Code Refactoring

Posted on September 5th, 2015

“Refactoring is a disciplined technique for restructuring an existing body of code, altering its internal structure without changing its external behavior.”

Martin Fowler, www.refactoring.com

Code has a tendency to stray from clean design as it evolves through enhancements and fixes. This degradation increases maintenance cost and decreases performance and stability. In the past, the solution for degraded code has been “the next big revision”, aimed at a redesign and rewrite of the system. Quite often, such projects have ended up being too ambitious, missing their deadlines and budgets, and resulting in systems with reduced functionality.

Refactoring approaches the need for improving the code by spreading out a series of small changes over time. Each change preserves the system functionality, and can be verified immediately without having to wait for a major release and QA effort.

How do we find candidates for refactoring? Source checks point us to code that might be acceptable to compilers but are generally considered bad practice. Examples of these are type casts, arithmetic precision concerns, or missing default cases in switch statements.

Software metrics hint at areas that need attention. Control flow complexity like McCabe Cyclomatic tell us which functions, classes, or files are particularly difficult to understand. Coupling and cohesion metrics for object oriented systems provide insight into classes that have outgrown their clean designs. Evolved metrics like Halstead Program Difficulty combine several aspects to find complex code. Architectural metrics are particularly helpful when getting started. Violations of architectural hierarchies and the stability metric point to subsystems that need attention; architectural drill down lets us find the underlying code pieces that are causing concerns.

Introducing explicit typing to increase the readability and robustness of programs is another refactoring activity. Instead of using int for everything, a typedef or a struct containing just one member can be introduced used so that the variables that belong to specific units of measurement are clearly distinguished. To effectively insure that the type is introduced consistently, we need to see the variables and their interdependencies to other variables and parameters.

Another evolutionary downgrade of software results from copied code pieces. Over time, some of copies get changed for fixes but others are forgotten.

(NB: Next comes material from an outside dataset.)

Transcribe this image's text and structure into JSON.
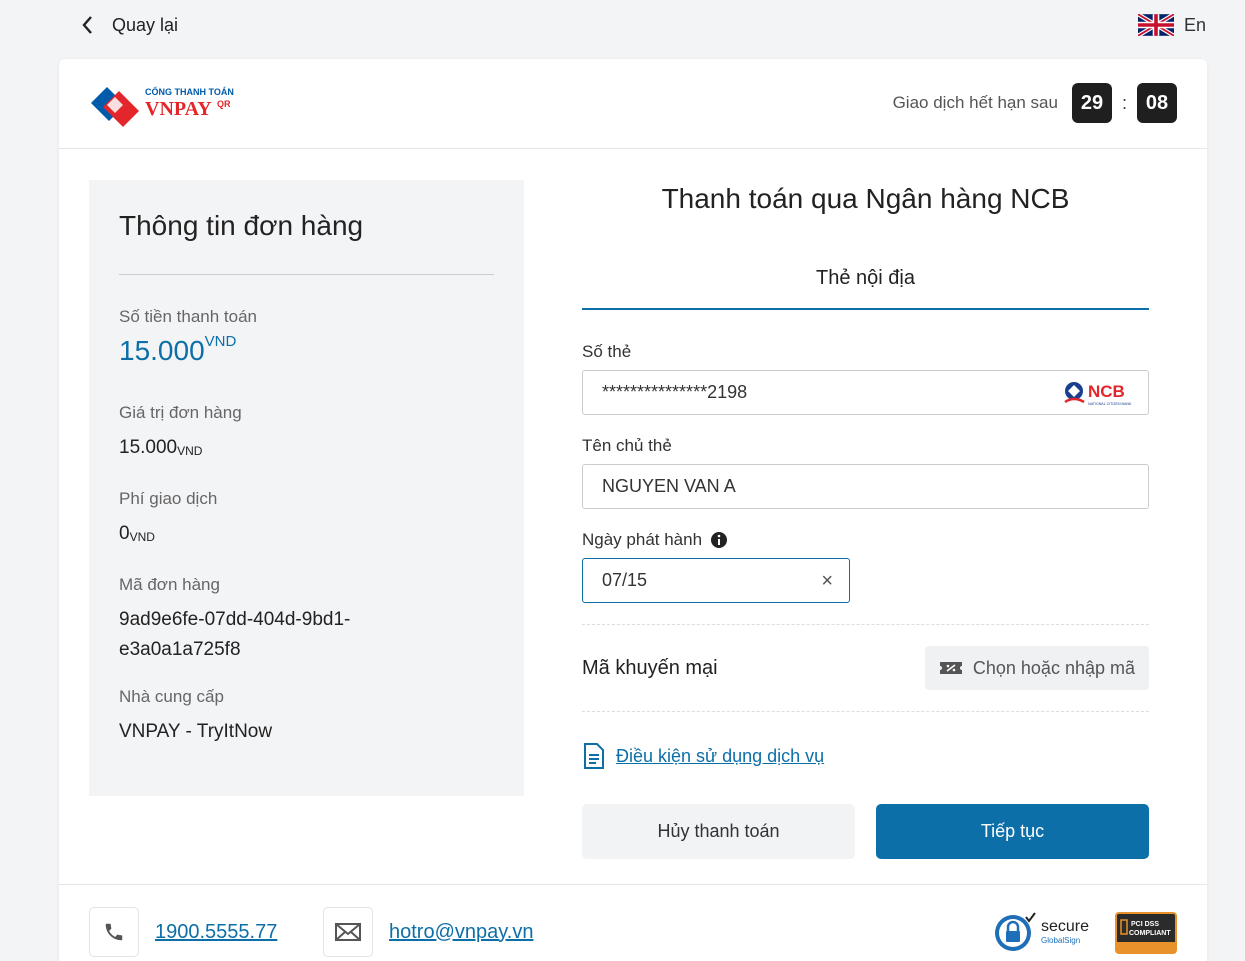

A facility to recognize similar functions and code pieces can be very helpful to refactor the copies and bring them together.

A typical refactoring exercise is to encapsulate data, restricting the number of global variables in the system. This exercise can start by applying simple metrics to review the number of reads and sets of global and static variables. Better would be graphs showing the variable and all the functions directly and indirectly using it. Especially when refactoring C code to C++ code, this view provides insights into whether this is a candidate for a class. More tool support is needed when pointers to these variables are involved; in these cases, data flow analysis is required to see the variable dependencies and actual uses when going through pointers.

Even when there is no intent to create classes, the refactoring of global variables is important as their use spreads over the lifetime of the program. Quite often, newly introduced variables are coupled to existing variables due to time pressures and concerns about unwanted side effects of changing the behavior of existing variables. To reign this in, refactoring needs to find coupled variables, all their uses and their interdependencies. Figure 1 shows a simple example of this refactoring.

refactoring global variables
Figure 1. Refactoring coupled variables: mapping SubState into GlobState with help of complete view of uses

A variation of global variable refactoring is found in multi-tasking or multi-threading programs. Here, excessive use of shared variables leads to performance degradation due to the need to protect access in critical regions. Other concerns are increased risk of race conditions caused by missing protection, and deadlocks caused by the large number of critical regions. To refactor these, the coupling between variables needs to be identified. Distribution of variable access over the tasks comes into play as well.